Egbert Rijke has an Introduction to Homotopy Type Theory coming out soon with CUP. This is a textbook aimed at quite a wide readership; “it introduces the reader to Martin-Löf’s dependent type theory, to the central concepts of univalent mathematics, and shows the reader how to do mathematics from a univalent point of view. … The book is entirely self-contained, and in particular no prior familiarity with type theory or homotopy theory is assumed.” Which sounds promising. And a late pre-print can now be downloaded: here’s the link. This may very well be very useful to some readers of this blog, depending on your background. And all credit to Rijke for making his text freely available on the arXiv.
The first part of the book is, as announced, on Martin-Löf’s version of type theory. I’ve dived into this 98 page introduction hopefully. But I can’t, to be honest, say that I have wildly enjoyed the experience — Rijke makes it no easier than others for a conservatively-minded logician to happily find their way in. He acknowledges “Type theory [or at least, type theory of this stripe] can be confusing for people who are new to the subject,” but this means that many of us could do with rather more explanatory chat than we get here. For a small but not insignificant example, right at the outset we are told without further ado that “The expression 𝑎 : 𝐴 is … not considered to be a proposition, i.e., something which one can assert about an arbitrary element and an arbitrary type, but it is considered to be a judgment, i.e., an assessment that is part of the construction of the element 𝑎 : 𝐴.” Is the distinction between a proposition and a judgement transparently clear to you? No. Me neither. (Amusingly, I asked ChatGPT to give a simple explanation of the difference between propositions and judgements in Martin-Löf, and it was a lot clearer. On its first attempt. Though it lost the plot a bit when the question was re-asked.)
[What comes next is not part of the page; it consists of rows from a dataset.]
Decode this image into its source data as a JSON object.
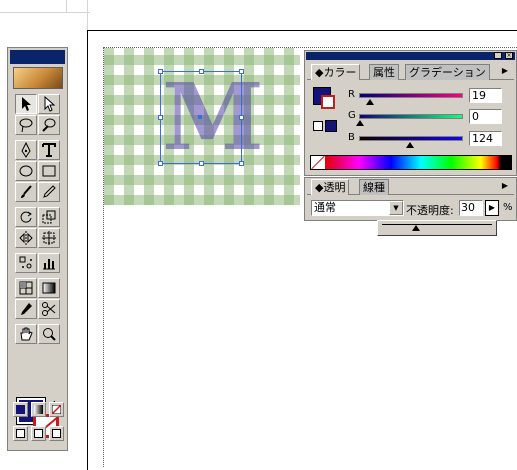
{
  "color_panel": {
    "tabs": [
      "カラー",
      "属性",
      "グラデーション"
    ],
    "channels": [
      {
        "label": "R",
        "value": "19",
        "fraction": 0.07
      },
      {
        "label": "G",
        "value": "0",
        "fraction": 0.0
      },
      {
        "label": "B",
        "value": "124",
        "fraction": 0.49
      }
    ],
    "fill_color": "#131378",
    "stroke_color": "#c41e1e"
  },
  "transparency_panel": {
    "tabs": [
      "透明",
      "線種"
    ],
    "blend_mode": "通常",
    "opacity_label": "不透明度:",
    "opacity_value": "30",
    "opacity_unit": "%"
  },
  "artwork": {
    "letter": "M",
    "letter_opacity": 0.3,
    "pattern": "green gingham"
  },
  "toolbox": {
    "fill_color": "#131378",
    "stroke_color": "#c41e1e",
    "tools": [
      "selection",
      "direct-selection",
      "lasso",
      "magic-wand",
      "pen",
      "type",
      "ellipse",
      "rectangle",
      "paintbrush",
      "pencil",
      "rotate",
      "scale",
      "reflect",
      "free-transform",
      "symbol-sprayer",
      "column-graph",
      "mesh",
      "gradient",
      "eyedropper",
      "scissors",
      "hand",
      "zoom"
    ]
  }
}
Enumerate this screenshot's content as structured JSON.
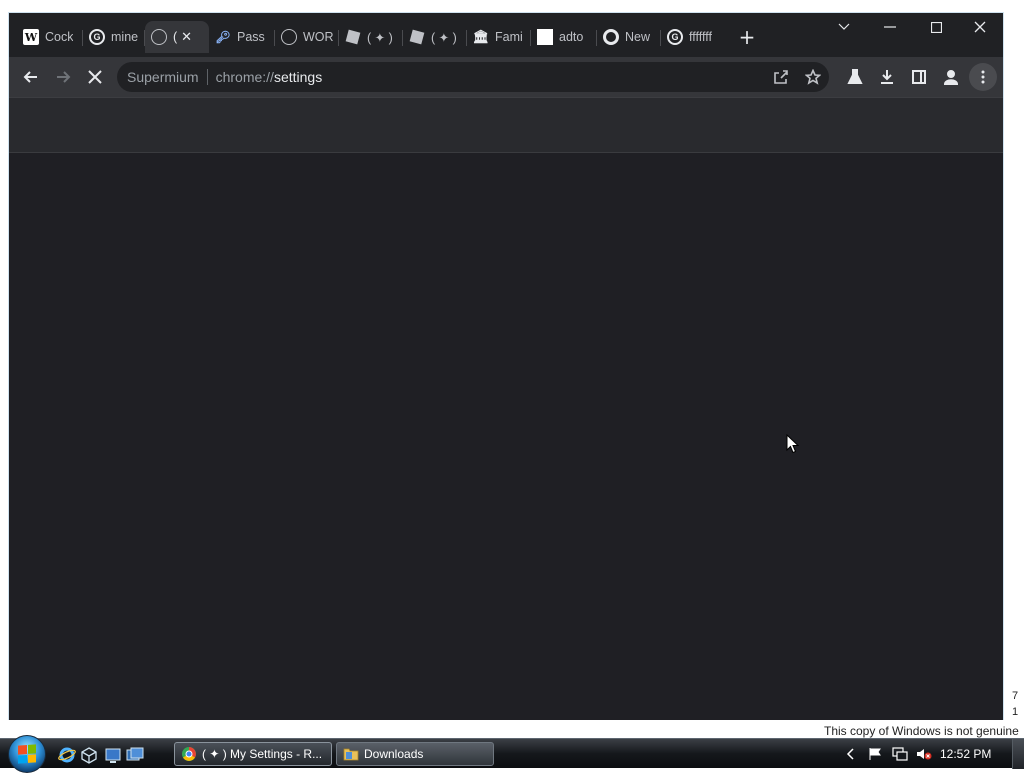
{
  "browser": {
    "tabs": [
      {
        "title": "Cock",
        "icon": "wikipedia-icon"
      },
      {
        "title": "mine",
        "icon": "google-icon"
      },
      {
        "title": "(",
        "icon": "globe-icon",
        "active": true
      },
      {
        "title": "Pass",
        "icon": "key-icon"
      },
      {
        "title": "WOR",
        "icon": "globe-icon"
      },
      {
        "title": "( ✦ )",
        "icon": "roblox-icon"
      },
      {
        "title": "( ✦ )",
        "icon": "roblox-icon"
      },
      {
        "title": "Fami",
        "icon": "bank-icon"
      },
      {
        "title": "adto",
        "icon": "blank-page-icon"
      },
      {
        "title": "New",
        "icon": "chrome-icon"
      },
      {
        "title": "fffffff",
        "icon": "google-icon"
      }
    ],
    "omnibox": {
      "chip": "Supermium",
      "url_scheme": "chrome://",
      "url_host": "settings"
    },
    "colors": {
      "frame": "#202124",
      "toolbar": "#35363a",
      "page_header": "#292a2e",
      "page_bg": "#1f1f24",
      "accent": "#8ab4f8"
    }
  },
  "taskbar": {
    "windows": [
      {
        "label": "( ✦ ) My Settings - R...",
        "icon": "chrome-icon",
        "active": true
      },
      {
        "label": "Downloads",
        "icon": "folder-icon",
        "active": false
      }
    ],
    "clock": "12:52 PM"
  },
  "desktop": {
    "watermark": "This copy of Windows is not genuine",
    "build_line1": "7",
    "build_line2": "1"
  }
}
Well, meaning is use and all that, and eventually the mists clear somewhat as the notions of proposition and judgement get used later in Rijke. More generally, if you have in fact already encountered a bit of type theory, his explanations will probably serve well for revision and consolidation. But we still await (OK, I still await) a really introductory text on dependent-type-theory-for-old-fashioned-logicians.